Keywords
Open Data, Publications, National Institute of Health, Bibliometrics
This article is included in the Research on Research, Policy & Culture gateway.
Open Data, Publications, National Institute of Health, Bibliometrics
The reviewers, again, performed an in-depth assessment and provided valuable points to be amended and improved, which we followed point by point. We performed editions on figure 1, where we corrected the text within the figure as suggested by reviewers. They also suggested improvements in the dataset. In this regard, we uploaded a separate codebook to detail the dataset details. We hope the manuscript in its current improved version satisfies, to a certain degree, their expectations.
See the authors' detailed response to the review by Lisa Federer
See the authors' detailed response to the review by Colby Vorland and Andrew Brown
See the authors' detailed response to the review by Christian Ohmann
Recent years have seen an increased call for data sharing in clinical studies, especially for research funded by international and governmental agencies1. The call originally aimed to maximize transparency for clinical trial results1, but the benefits of data sharing extended beyond its original aim. Open access data is frequently cited as a boon for researchers, where researchers can re-analyze already collected data to answer a new research question2,3. To organize and maximize the scientific use of open access data, researchers and funders store their data in open access data repositories4. The Biologic Specimen and Data Repository Information Coordinating Center (BioLINCC), is a National Heart, Lung, and Blood Institute is one such data repository, initiated in 2000 with the aim of sharing data from observational and interventional studies supported by the institute5. The impact of open access data, in terms of number of datasets used from a repository, publications generated from these datasets, and citations received by these publications are still unknown. In this study, we aim to study the BioLINCC datasets, number of publications that used BioLINCC open access data, and the citations received by these publications.
There are a total of 205 studies listed on BioLINCC data repository, where four studies have their data stored in other repositories, and seven studies have only specimens available at the BioLINCC institution available upon request, but no datasets associated with them.
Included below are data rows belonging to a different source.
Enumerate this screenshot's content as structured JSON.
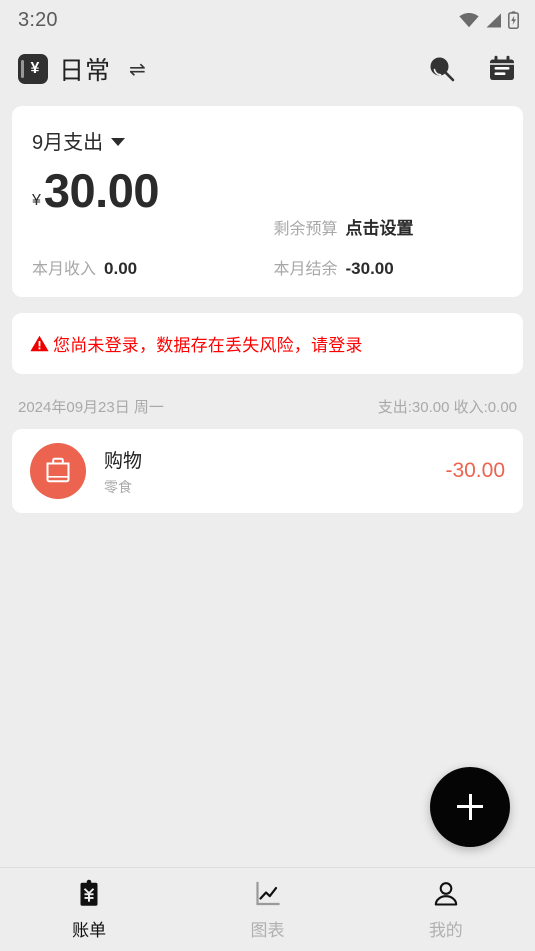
{
  "status_bar": {
    "time": "3:20",
    "icons": [
      "wifi-icon",
      "signal-icon",
      "battery-charging-icon"
    ]
  },
  "app_bar": {
    "logo_symbol": "¥",
    "logo_icon": "ledger-book-icon",
    "title": "日常",
    "swap_glyph": "⇌",
    "actions": [
      {
        "name": "search-icon",
        "label": "搜索"
      },
      {
        "name": "calendar-bill-icon",
        "label": "账本"
      }
    ]
  },
  "summary": {
    "month_label": "9月支出",
    "currency_symbol": "¥",
    "expense_amount": "30.00",
    "budget_label": "剩余预算",
    "budget_value": "点击设置",
    "income_label": "本月收入",
    "income_value": "0.00",
    "balance_label": "本月结余",
    "balance_value": "-30.00"
  },
  "warning": {
    "icon": "warning-triangle-icon",
    "text": "您尚未登录，数据存在丢失风险，请登录",
    "color": "#ff0000"
  },
  "day_group": {
    "date": "2024年09月23日 周一",
    "totals": "支出:30.00  收入:0.00"
  },
  "transactions": [
    {
      "icon": "shopping-bag-icon",
      "icon_color": "#ec6350",
      "category": "购物",
      "note": "零食",
      "amount": "-30.00",
      "amount_color": "#ec6350"
    }
  ],
  "fab": {
    "icon": "plus-icon",
    "label": "添加记账"
  },
  "bottom_nav": {
    "items": [
      {
        "icon": "bill-clipboard-icon",
        "label": "账单",
        "active": true
      },
      {
        "icon": "chart-line-icon",
        "label": "图表",
        "active": false
      },
      {
        "icon": "person-icon",
        "label": "我的",
        "active": false
      }
    ]
  },
  "colors": {
    "background": "#ededed",
    "card": "#ffffff",
    "accent": "#ec6350",
    "danger": "#ff0000",
    "text_primary": "#2b2b2b",
    "text_muted": "#a9a9a9"
  }
}
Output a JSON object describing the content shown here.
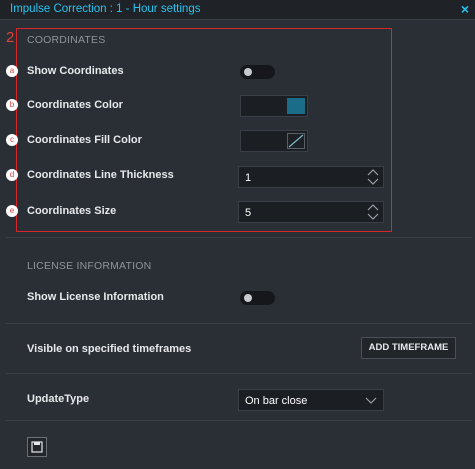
{
  "window": {
    "title": "Impulse Correction : 1 - Hour settings",
    "close_icon": "×"
  },
  "annotations": {
    "main": "2",
    "a": "a",
    "b": "b",
    "c": "c",
    "d": "d",
    "e": "e"
  },
  "coordinates": {
    "section_title": "COORDINATES",
    "show_label": "Show Coordinates",
    "show_enabled": false,
    "color_label": "Coordinates Color",
    "color_value": "#1a6c88",
    "fill_label": "Coordinates Fill Color",
    "thickness_label": "Coordinates Line Thickness",
    "thickness_value": "1",
    "size_label": "Coordinates Size",
    "size_value": "5"
  },
  "license": {
    "section_title": "LICENSE INFORMATION",
    "show_label": "Show License Information",
    "show_enabled": false
  },
  "timeframes": {
    "label": "Visible on specified timeframes",
    "button": "ADD TIMEFRAME"
  },
  "update": {
    "label": "UpdateType",
    "value": "On bar close"
  },
  "colors": {
    "accent": "#25c5f0",
    "annotation_red": "#d6252b"
  }
}
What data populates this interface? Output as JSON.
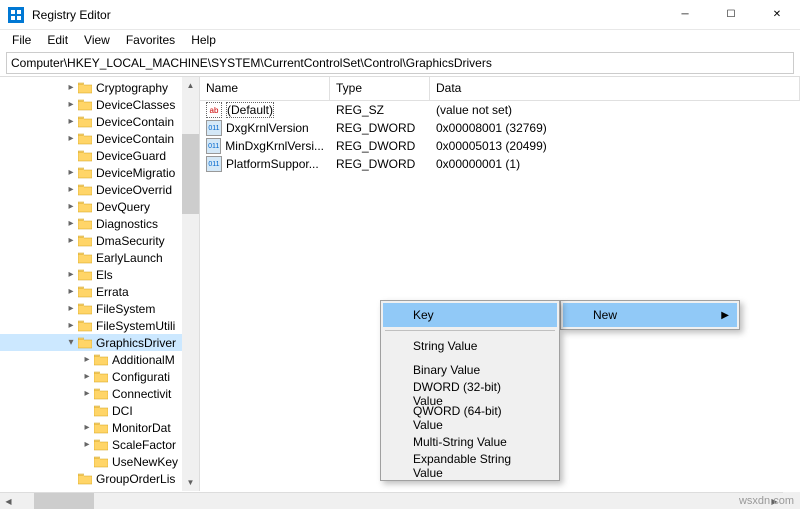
{
  "window": {
    "title": "Registry Editor"
  },
  "menubar": {
    "file": "File",
    "edit": "Edit",
    "view": "View",
    "favorites": "Favorites",
    "help": "Help"
  },
  "address": {
    "path": "Computer\\HKEY_LOCAL_MACHINE\\SYSTEM\\CurrentControlSet\\Control\\GraphicsDrivers"
  },
  "tree": {
    "items": [
      {
        "label": "Cryptography",
        "depth": 4,
        "exp": "▸"
      },
      {
        "label": "DeviceClasses",
        "depth": 4,
        "exp": "▸"
      },
      {
        "label": "DeviceContain",
        "depth": 4,
        "exp": "▸"
      },
      {
        "label": "DeviceContain",
        "depth": 4,
        "exp": "▸"
      },
      {
        "label": "DeviceGuard",
        "depth": 4,
        "exp": ""
      },
      {
        "label": "DeviceMigratio",
        "depth": 4,
        "exp": "▸"
      },
      {
        "label": "DeviceOverrid",
        "depth": 4,
        "exp": "▸"
      },
      {
        "label": "DevQuery",
        "depth": 4,
        "exp": "▸"
      },
      {
        "label": "Diagnostics",
        "depth": 4,
        "exp": "▸"
      },
      {
        "label": "DmaSecurity",
        "depth": 4,
        "exp": "▸"
      },
      {
        "label": "EarlyLaunch",
        "depth": 4,
        "exp": ""
      },
      {
        "label": "Els",
        "depth": 4,
        "exp": "▸"
      },
      {
        "label": "Errata",
        "depth": 4,
        "exp": "▸"
      },
      {
        "label": "FileSystem",
        "depth": 4,
        "exp": "▸"
      },
      {
        "label": "FileSystemUtili",
        "depth": 4,
        "exp": "▸"
      },
      {
        "label": "GraphicsDriver",
        "depth": 4,
        "exp": "▾",
        "selected": true
      },
      {
        "label": "AdditionalM",
        "depth": 5,
        "exp": "▸"
      },
      {
        "label": "Configurati",
        "depth": 5,
        "exp": "▸"
      },
      {
        "label": "Connectivit",
        "depth": 5,
        "exp": "▸"
      },
      {
        "label": "DCI",
        "depth": 5,
        "exp": ""
      },
      {
        "label": "MonitorDat",
        "depth": 5,
        "exp": "▸"
      },
      {
        "label": "ScaleFactor",
        "depth": 5,
        "exp": "▸"
      },
      {
        "label": "UseNewKey",
        "depth": 5,
        "exp": ""
      },
      {
        "label": "GroupOrderLis",
        "depth": 4,
        "exp": ""
      }
    ]
  },
  "list": {
    "headers": {
      "name": "Name",
      "type": "Type",
      "data": "Data"
    },
    "rows": [
      {
        "icon": "sz",
        "name": "(Default)",
        "type": "REG_SZ",
        "data": "(value not set)",
        "selected": true
      },
      {
        "icon": "bin",
        "name": "DxgKrnlVersion",
        "type": "REG_DWORD",
        "data": "0x00008001 (32769)"
      },
      {
        "icon": "bin",
        "name": "MinDxgKrnlVersi...",
        "type": "REG_DWORD",
        "data": "0x00005013 (20499)"
      },
      {
        "icon": "bin",
        "name": "PlatformSuppor...",
        "type": "REG_DWORD",
        "data": "0x00000001 (1)"
      }
    ]
  },
  "context_parent": {
    "items": [
      {
        "label": "New",
        "highlighted": true,
        "submenu": true
      }
    ]
  },
  "context_sub": {
    "items": [
      {
        "label": "Key",
        "highlighted": true
      },
      {
        "label": "String Value"
      },
      {
        "label": "Binary Value"
      },
      {
        "label": "DWORD (32-bit) Value"
      },
      {
        "label": "QWORD (64-bit) Value"
      },
      {
        "label": "Multi-String Value"
      },
      {
        "label": "Expandable String Value"
      }
    ]
  },
  "watermark": "wsxdn.com"
}
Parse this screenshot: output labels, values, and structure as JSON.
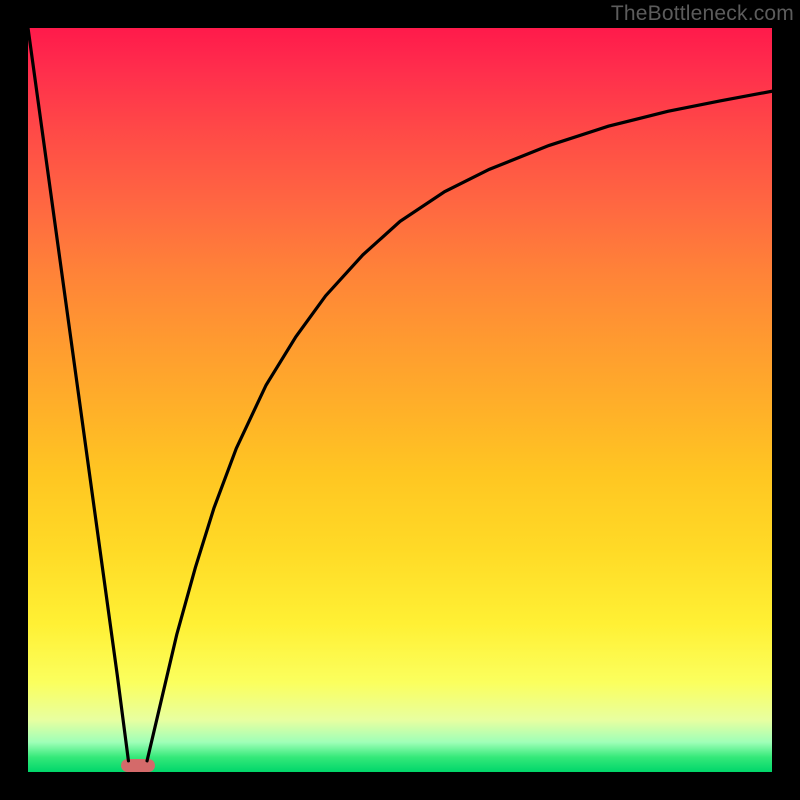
{
  "watermark": "TheBottleneck.com",
  "chart_data": {
    "type": "line",
    "title": "",
    "xlabel": "",
    "ylabel": "",
    "xlim": [
      0,
      1
    ],
    "ylim": [
      0,
      1
    ],
    "gradient_scale_note": "y=0 green (no bottleneck), y=1 red (severe bottleneck)",
    "series": [
      {
        "name": "left-branch",
        "x": [
          0.0,
          0.02,
          0.04,
          0.06,
          0.08,
          0.1,
          0.12,
          0.135
        ],
        "values": [
          1.0,
          0.855,
          0.71,
          0.565,
          0.42,
          0.275,
          0.13,
          0.015
        ]
      },
      {
        "name": "right-branch",
        "x": [
          0.16,
          0.18,
          0.2,
          0.225,
          0.25,
          0.28,
          0.32,
          0.36,
          0.4,
          0.45,
          0.5,
          0.56,
          0.62,
          0.7,
          0.78,
          0.86,
          0.93,
          1.0
        ],
        "values": [
          0.015,
          0.1,
          0.185,
          0.275,
          0.355,
          0.435,
          0.52,
          0.585,
          0.64,
          0.695,
          0.74,
          0.78,
          0.81,
          0.842,
          0.868,
          0.888,
          0.902,
          0.915
        ]
      }
    ],
    "optimal_marker": {
      "x": 0.148,
      "y": 0.0
    },
    "gradient_stops": [
      {
        "pos": 0.0,
        "color": "#ff1a4b"
      },
      {
        "pos": 0.14,
        "color": "#ff4a47"
      },
      {
        "pos": 0.33,
        "color": "#ff8338"
      },
      {
        "pos": 0.52,
        "color": "#ffb228"
      },
      {
        "pos": 0.7,
        "color": "#ffda26"
      },
      {
        "pos": 0.88,
        "color": "#fbff5e"
      },
      {
        "pos": 0.96,
        "color": "#9fffb8"
      },
      {
        "pos": 1.0,
        "color": "#00d66a"
      }
    ]
  }
}
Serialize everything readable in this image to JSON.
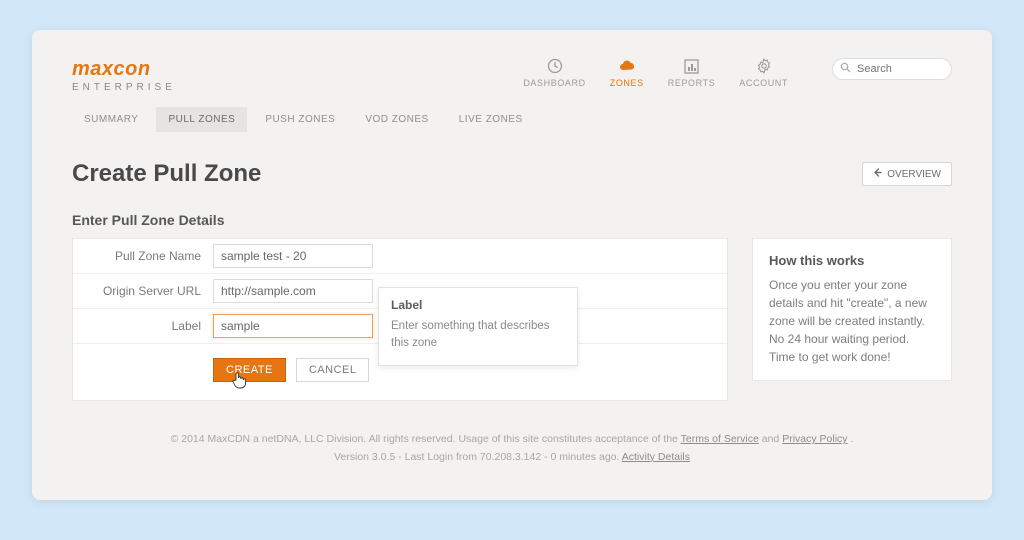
{
  "logo": {
    "brand": "maxcon",
    "sub": "ENTERPRISE"
  },
  "nav": {
    "items": [
      {
        "label": "DASHBOARD"
      },
      {
        "label": "ZONES"
      },
      {
        "label": "REPORTS"
      },
      {
        "label": "ACCOUNT"
      }
    ]
  },
  "search": {
    "placeholder": "Search"
  },
  "tabs": [
    {
      "label": "SUMMARY"
    },
    {
      "label": "PULL ZONES"
    },
    {
      "label": "PUSH ZONES"
    },
    {
      "label": "VOD ZONES"
    },
    {
      "label": "LIVE ZONES"
    }
  ],
  "page": {
    "title": "Create Pull Zone",
    "overview_btn": "OVERVIEW"
  },
  "form": {
    "heading": "Enter Pull Zone Details",
    "fields": {
      "name": {
        "label": "Pull Zone Name",
        "value": "sample test - 20"
      },
      "origin": {
        "label": "Origin Server URL",
        "value": "http://sample.com"
      },
      "zlabel": {
        "label": "Label",
        "value": "sample"
      }
    },
    "buttons": {
      "create": "CREATE",
      "cancel": "CANCEL"
    }
  },
  "tooltip": {
    "title": "Label",
    "body": "Enter something that describes this zone"
  },
  "help": {
    "title": "How this works",
    "body": "Once you enter your zone details and hit \"create\", a new zone will be created instantly. No 24 hour waiting period. Time to get work done!"
  },
  "footer": {
    "line1_a": "© 2014 MaxCDN a netDNA, LLC Division. All rights reserved. Usage of this site constitutes acceptance of the ",
    "tos": "Terms of Service",
    "and": " and ",
    "privacy": "Privacy Policy",
    "period": ".",
    "line2_a": "Version 3.0.5 - Last Login from 70.208.3.142 - 0 minutes ago. ",
    "activity": "Activity Details"
  }
}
We only included datasets stored in BioLINCC repository and can be accessed through their portal, which comprises 194 datasets. (Figure 1).
We also contacted BioLINCC support to obtain an up to date list of published articles that used BioLINCC datasets, where we received a list of all publications up to 24th July 2019. This list might not reflect the total publications of 2019, as the whole year was not included. Researchers accessing the BioLINCC datasets are requested to disclose any publication resulted from the use of the BioLINCC datasets. The BioLINCC also list published articles that used BioLINCC datasets on their website (https://biolincc.nhlbi.nih.gov/publications/). A manual search of PubMed was also carried out on 25th of July 2019 to confirm an updated full list of publications, as follows:
We used the basic search of PubMed by inputting the title of the dataset in the search field (e.g., Cooperative Study of Sickle Cell Disease or CSSCD), in order to retrieve results that mention the dataset in the title, abstract, or keywords. It is important to note here that each dataset available on the BioLINCC repository had its own acronym.
The searched articles were manually screened by one of the authors (SAA) to check if the dataset was used in the study to generate results, where authors either detail the name and acronym of dataset used in the methods section, usually with specific citation to relevant study, or in the acknowledgment section in their articles. The included articles either used data stored in the BioLINCC repository alone or used these datasets along with other datasets from other repositories
We added the searched articles to the original dataset provided by the BioLINCC.
We analyzed the number of studies published using each dataset (supplementary material).
We used Web of Science (WoS) database to analyze the characteristics of included publications. We prepared a list of digital object identifiers (DOIs) for the included articles. We inputted the DOI list into the WoS advanced search field, where only WoS indexed publications from the total included articles were analyzed further. The WoS database has a built-in analysis to provide data regarding the number of publications using the included dataset per year (yearly publications), topic of publication, affiliation of authors, and number of citations received6.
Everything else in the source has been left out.